Correctionnalisation. — S'agissant, ensuite, de la proposition relative à la lutte contre la correctionnalisation des viols, le ministère de la Justice rappelle qu’il faut ici de distinguer deux mécanismes :
  • d’une part, la correctionnalisation en droit, qui résulte d’une décision juridictionnelle, susceptible d'être contestée par les voies de recours prévues par la loi, qui intervient lorsque les éléments de preuve démontrant la réalité d'une agression sexuelle sont insuffisants à établir une pénétration sexuelle ;
  • d’autre part, la pratique de la correctionnalisation « en opportunité », consacrée par la loi dite « Perben II » du 9 mars 2004 (L. n° 2004-204, 9 mars 2004, JO 10 mars) à l'article 469 du Code de procédure pénale et considéré par la Cour de cassation comme conforme articles 6 et 8 de la Convention européenne des droits de l'Homme (Cass. crim., 7 janv. 2009, n° 08-83.719) : le tribunal correctionnel, saisi par le renvoi ordonné par la chambre de l'instruction ne peut renvoyer le ministère public à mieux se pourvoir s'il estime que les faits poursuivis sous une qualification délictuelle sont de nature à entraîner une peine criminelle, dès lors que la victime était constituée partie civile et assistée d'un avocat lorsque le renvoi a été ordonné. La victime a la possibilité de contester la correctionnalisation lors de la phase de règlement du dossier (sur la faculté dérogatoire d’interjeter appel de l'ordonnance de renvoi en correctionnelle, voir C. pr. pén., art. 186-3). La Chancellerie en rappelle en outre l’une des justifications : « le mécanisme de la correctionnalisation est nécessaire pour lutter contre l'encombrement du rôle des cours d'assises, qui ne permet pas de renvoyer devant cette juridiction l'ensemble des affaires, sauf à entraîner des délais de jugement qui ne seraient pas raisonnables et nuiraient à la prise en charge des victimes ».

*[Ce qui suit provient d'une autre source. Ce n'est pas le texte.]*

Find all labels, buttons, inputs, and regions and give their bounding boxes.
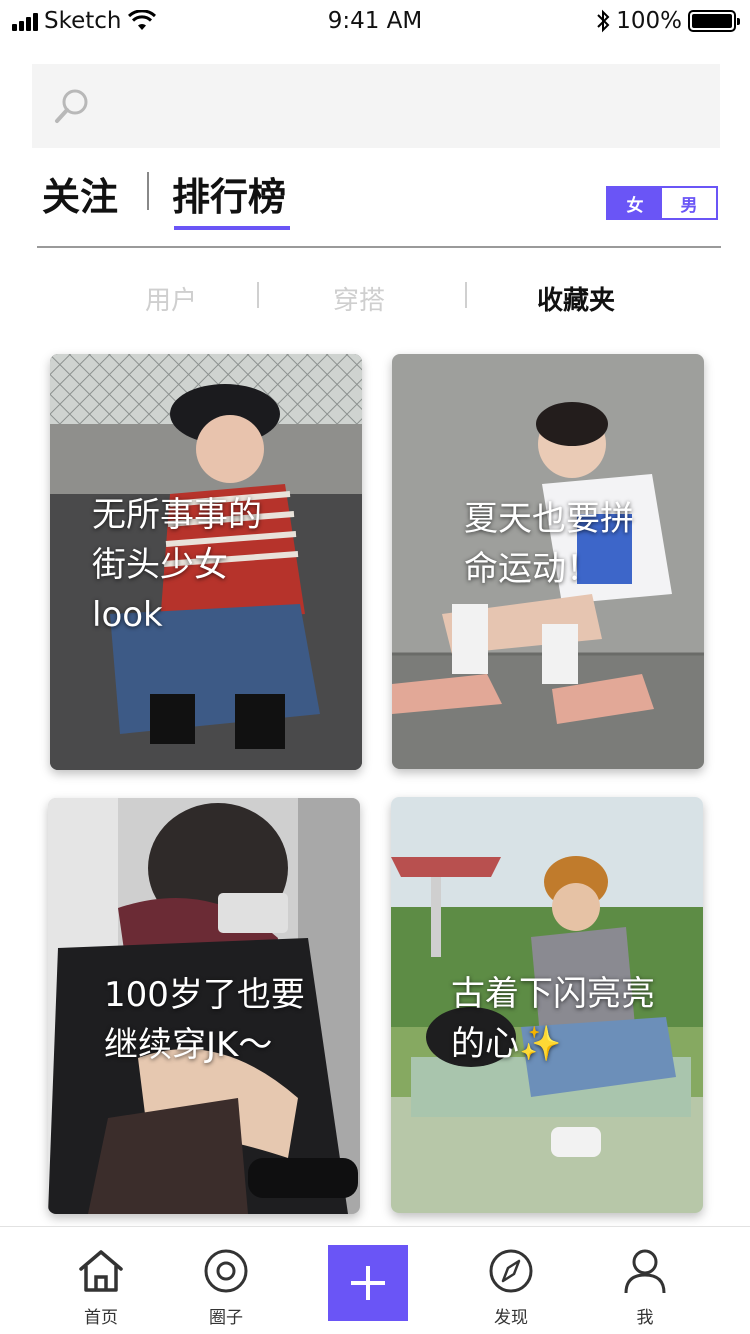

Présomption d’absence de consentement (fixation d’un âge). — En ce qui concerne la fixation, dans le Code pénal, d'un seuil en dessous duquel un enfant serait présumé ne pas avoir consenti à une relation sexuelle avec un majeur et pour l'ensemble des atteintes sexuelles qualifiées d'incestueuses par la loi, la Chancellerie estime, à nouveau, que la proposition n’est pas opportune. Ceci, pour plusieurs raisons :
  • le caractère arbitraire du choix d'un âge seuil ;
  • le risque d'effet contre-productif de l'effet de seuil, « susceptible d'aboutir à ce que les mineurs de plus de 13 ans soient moins protégés qu'ils ne le sont actuellement, les professionnels appréciant de la même façon les conditions du viol concernant l'ensemble des mineurs, quel que soit leur âge, étant rappelé que la loi protège déjà particulièrement les victimes mineures de 15 ans » ;
  • l’introduction d’une présomption irréfragable en matière pénale apparaît incompatible avec le principe de présomption d'innocence, nonobstant l'impératif de protection des mineurs ;
  • l'impossibilité qu’il en résulterait de prendre en compte les circonstances de chaque cas d'espèce.
 
Délais de prescription. — Sur ce point, la Chancellerie observe « que le régime de prescription des viols et agressions sexuelles commis au préjudice de mineurs, qui est fortement dérogatoire au droit commun, en ce qu'il fait courir un délai de prescription, selon les cas, de dix ou vingt ans à compter de la majorité de la victime, paraît satisfaisant ». Il en est désormais de même s'agissant des viols ou des agressions sexuelles commis sur des majeurs, la loi du 27 février 2017 (L. n° 2017-242, 27 févr. JO 28 févr.) ayant doublé les délais de prescription applicables pour les porter à vingt ans pour les viols et à six ans pour les agressions sexuelles (sur cette réforme, voir « Réforme de la prescription pénale : nouveaux délais et application de la loi dans le temps », Actualité du 01/03/2017.